Traceback (most recent call last):
  File "D:\data\test.py", line 25, in <module>
    outputs = model(
  File "C:\Users\LSTM\AppData\Local\Programs\Python\Python310\lib\site-packages\torch\nn\modules\module.py", line 1190, in _call_impl
    return forward_call(*input, **kwargs)
  File "C:\Users\LSTM\AppData\Local\Programs\Python\Python310\lib\site-packages\transformers\models\informer\modeling_informer.py", line 1711, in forward
    encoder_outputs = self.encoder(
  File "C:\Users\LSTM\AppData\Local\Programs\Python\Python310\lib\site-packages\torch\nn\modules\module.py", line 1190, in _call_impl
    return forward_call(*input, **kwargs)
  File "C:\Users\LSTM\AppData\Local\Programs\Python\Python310\lib\site-packages\transformers\models\informer\modeling_informer.py", line 1180, in forward
    hidden_states = self.value_embedding(inputs_embeds)
  File "C:\Users\LSTM\AppData\Local\Programs\Python\Python310\lib\site-packages\torch\nn\modules\module.py", line 1190, in _call_impl
    return forward_call(*input, **kwargs)
  File "C:\Users\LSTM\AppData\Local\Programs\Python\Python310\lib\site-packages\transformers\models\informer\modeling_informer.py", line 307, in forward
    return self.value_projection(x)
  File "C:\Users\LSTM\AppData\Local\Programs\Python\Python310\lib\site-packages\torch\nn\modules\module.py", line 1190, in _call_impl
    return forward_call(*input, **kwargs)
  File "C:\Users\LSTM\AppData\Local\Programs\Python\Python310\lib\site-packages\torch\nn\modules\linear.py", line 114, in forward
    return F.linear(input, self.weight, self.bias)
RuntimeError: mat1 and mat2 shapes cannot be multiplied (1536x23 and 22x32)

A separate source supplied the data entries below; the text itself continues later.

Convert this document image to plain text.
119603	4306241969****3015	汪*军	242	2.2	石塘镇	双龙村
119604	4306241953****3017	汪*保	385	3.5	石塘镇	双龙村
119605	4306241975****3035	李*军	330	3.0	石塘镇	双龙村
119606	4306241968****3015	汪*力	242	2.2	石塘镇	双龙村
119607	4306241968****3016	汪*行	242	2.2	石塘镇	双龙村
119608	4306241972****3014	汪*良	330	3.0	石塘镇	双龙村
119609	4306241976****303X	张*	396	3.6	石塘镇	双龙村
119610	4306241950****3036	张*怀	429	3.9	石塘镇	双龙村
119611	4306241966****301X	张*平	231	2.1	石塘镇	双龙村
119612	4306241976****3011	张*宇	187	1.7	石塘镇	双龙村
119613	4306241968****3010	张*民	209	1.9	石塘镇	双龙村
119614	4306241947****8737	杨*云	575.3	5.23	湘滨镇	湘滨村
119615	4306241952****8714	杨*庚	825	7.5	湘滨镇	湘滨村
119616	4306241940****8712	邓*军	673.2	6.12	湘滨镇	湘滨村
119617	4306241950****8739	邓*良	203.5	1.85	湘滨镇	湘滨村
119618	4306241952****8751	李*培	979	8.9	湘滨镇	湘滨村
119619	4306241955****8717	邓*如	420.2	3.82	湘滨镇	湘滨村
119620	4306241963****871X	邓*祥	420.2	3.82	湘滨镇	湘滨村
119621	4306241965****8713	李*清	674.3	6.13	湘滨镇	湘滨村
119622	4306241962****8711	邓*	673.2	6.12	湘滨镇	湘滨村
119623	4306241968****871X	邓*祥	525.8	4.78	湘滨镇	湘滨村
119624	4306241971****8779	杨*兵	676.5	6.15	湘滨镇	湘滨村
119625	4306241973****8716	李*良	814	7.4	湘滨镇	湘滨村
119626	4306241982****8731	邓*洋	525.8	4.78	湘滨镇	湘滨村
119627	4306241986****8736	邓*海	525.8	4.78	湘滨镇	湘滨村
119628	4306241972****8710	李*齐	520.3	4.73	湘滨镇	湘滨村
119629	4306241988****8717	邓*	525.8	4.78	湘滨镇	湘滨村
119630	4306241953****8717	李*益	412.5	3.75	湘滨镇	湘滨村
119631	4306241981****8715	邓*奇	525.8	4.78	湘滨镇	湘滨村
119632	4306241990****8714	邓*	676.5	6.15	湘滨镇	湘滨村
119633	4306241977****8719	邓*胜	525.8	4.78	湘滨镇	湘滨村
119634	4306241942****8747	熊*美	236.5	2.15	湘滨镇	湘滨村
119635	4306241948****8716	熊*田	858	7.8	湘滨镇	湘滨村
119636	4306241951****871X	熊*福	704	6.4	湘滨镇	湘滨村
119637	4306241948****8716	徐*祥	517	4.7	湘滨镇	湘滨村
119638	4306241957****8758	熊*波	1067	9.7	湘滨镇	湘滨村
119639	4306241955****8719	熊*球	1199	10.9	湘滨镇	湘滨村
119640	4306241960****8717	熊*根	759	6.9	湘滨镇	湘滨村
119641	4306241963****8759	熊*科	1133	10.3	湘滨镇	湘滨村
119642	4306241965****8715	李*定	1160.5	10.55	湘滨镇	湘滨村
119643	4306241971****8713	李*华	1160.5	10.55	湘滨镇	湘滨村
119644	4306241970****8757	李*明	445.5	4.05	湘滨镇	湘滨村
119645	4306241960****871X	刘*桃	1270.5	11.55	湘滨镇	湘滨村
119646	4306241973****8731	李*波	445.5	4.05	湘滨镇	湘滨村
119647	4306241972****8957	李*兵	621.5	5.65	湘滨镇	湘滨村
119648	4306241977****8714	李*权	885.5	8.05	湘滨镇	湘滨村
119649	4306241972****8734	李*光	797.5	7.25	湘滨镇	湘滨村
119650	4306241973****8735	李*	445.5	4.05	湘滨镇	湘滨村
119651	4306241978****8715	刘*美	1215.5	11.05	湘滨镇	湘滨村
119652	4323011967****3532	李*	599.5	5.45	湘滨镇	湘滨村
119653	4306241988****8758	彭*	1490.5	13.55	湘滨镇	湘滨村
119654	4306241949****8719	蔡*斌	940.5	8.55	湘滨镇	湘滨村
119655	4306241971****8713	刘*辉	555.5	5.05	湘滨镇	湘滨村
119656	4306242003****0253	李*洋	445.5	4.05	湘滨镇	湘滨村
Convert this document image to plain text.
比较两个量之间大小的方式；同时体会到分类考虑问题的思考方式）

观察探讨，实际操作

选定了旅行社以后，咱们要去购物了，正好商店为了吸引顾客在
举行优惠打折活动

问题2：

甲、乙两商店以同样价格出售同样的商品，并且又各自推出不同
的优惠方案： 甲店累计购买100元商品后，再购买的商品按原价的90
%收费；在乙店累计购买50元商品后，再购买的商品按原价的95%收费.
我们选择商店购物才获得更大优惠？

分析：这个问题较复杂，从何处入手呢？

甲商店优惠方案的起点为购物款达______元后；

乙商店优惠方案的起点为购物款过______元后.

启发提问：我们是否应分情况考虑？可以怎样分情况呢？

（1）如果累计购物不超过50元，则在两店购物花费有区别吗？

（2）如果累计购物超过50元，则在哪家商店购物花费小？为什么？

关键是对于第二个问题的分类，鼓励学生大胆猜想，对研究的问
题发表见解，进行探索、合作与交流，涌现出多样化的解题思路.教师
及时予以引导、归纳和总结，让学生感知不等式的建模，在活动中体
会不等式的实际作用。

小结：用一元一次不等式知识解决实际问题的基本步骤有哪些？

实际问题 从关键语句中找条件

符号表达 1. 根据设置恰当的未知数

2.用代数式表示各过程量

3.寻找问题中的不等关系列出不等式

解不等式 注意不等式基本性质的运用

Any ideas what could be wrong?


Solution

  • It looks like the data or pretrained model's topology they provided in the tutorial cause some dimensionality error in the model's InformalValueEmbedding layers which consists of a Linear layer with input size 22 and output size 32. This layer in located and used in both InformerEncoder and InformerDecoder parts of the model:

    >> print(model)

    InformerModel(
      (scaler): InformerMeanScaler()
      (embedder): InformerFeatureEmbedder(
        (embedders): ModuleList(
          (0): Embedding(366, 2)
        )
      )
      (encoder): InformerEncoder(
        (value_embedding): InformerValueEmbedding(
          (value_projection): Linear(in_features=22, out_features=32, bias=False)
        )
        (embed_positions): InformerSinusoidalPositionalEmbedding(48, 32)
        (layers): ModuleList(
          (0-3): 4 x InformerEncoderLayer(
            (self_attn): InformerProbSparseAttention(
              (k_proj): Linear(in_features=32, out_features=32, bias=True)
              (v_proj): Linear(in_features=32, out_features=32, bias=True)
              (q_proj): Linear(in_features=32, out_features=32, bias=True)
              (out_proj): Linear(in_features=32, out_features=32, bias=True)
            )
            (self_attn_layer_norm): LayerNorm((32,), eps=1e-05, elementwise_affine=True)
            (activation_fn): GELUActivation()
            (fc1): Linear(in_features=32, out_features=32, bias=True)
            (fc2): Linear(in_features=32, out_features=32, bias=True)
            (final_layer_norm): LayerNorm((32,), eps=1e-05, elementwise_affine=True)
          )
        )
        (layernorm_embedding): LayerNorm((32,), eps=1e-05, elementwise_affine=True)
        (conv_layers): ModuleList(
          (0-2): 3 x InformerConvLayer(
            (downConv): Conv1d(32, 32, kernel_size=(3,), stride=(1,), padding=(1,), padding_mode=circular)
            (norm): BatchNorm1d(32, eps=1e-05, momentum=0.1, affine=True, track_running_stats=True)
            (activation): ELU(alpha=1.0)
            (maxPool): MaxPool1d(kernel_size=3, stride=2, padding=1, dilation=1, ceil_mode=False)
          )
          (3): None
        )
      )
      (decoder): InformerDecoder(
        (value_embedding): InformerValueEmbedding(
          (value_projection): Linear(in_features=22, out_features=32, bias=False)
        )
        (embed_positions): InformerSinusoidalPositionalEmbedding(48, 32)
        (layers): ModuleList(
          (0-3): 4 x InformerDecoderLayer(
            (self_attn): InformerProbSparseAttention(
              (k_proj): Linear(in_features=32, out_features=32, bias=True)
              (v_proj): Linear(in_features=32, out_features=32, bias=True)
              (q_proj): Linear(in_features=32, out_features=32, bias=True)
              (out_proj): Linear(in_features=32, out_features=32, bias=True)
            )
            (activation_fn): GELUActivation()
            (self_attn_layer_norm): LayerNorm((32,), eps=1e-05, elementwise_affine=True)
            (encoder_attn): InformerAttention(
              (k_proj): Linear(in_features=32, out_features=32, bias=True)
              (v_proj): Linear(in_features=32, out_features=32, bias=True)
              (q_proj): Linear(in_features=32, out_features=32, bias=True)
              (out_proj): Linear(in_features=32, out_features=32, bias=True)
            )
            (encoder_attn_layer_norm): LayerNorm((32,), eps=1e-05, elementwise_affine=True)
            (fc1): Linear(in_features=32, out_features=32, bias=True)
            (fc2): Linear(in_features=32, out_features=32, bias=True)
            (final_layer_norm): LayerNorm((32,), eps=1e-05, elementwise_affine=True)
          )
        )
        (layernorm_embedding): LayerNorm((32,), eps=1e-05, elementwise_affine=True)
      )
    )
    

    You can change the input dimension of these layers by

    from torch import nn
    model.decoder.value_embedding.value_projection = nn.Linear(23, 32, bias=False)
    model.encoder.value_embedding.value_projection = nn.Linear(23, 32, bias=False)
    

    but this will reset the pretrained weights in these layers. You want to fine-tune the model for some time to learn the weights there before making predictions.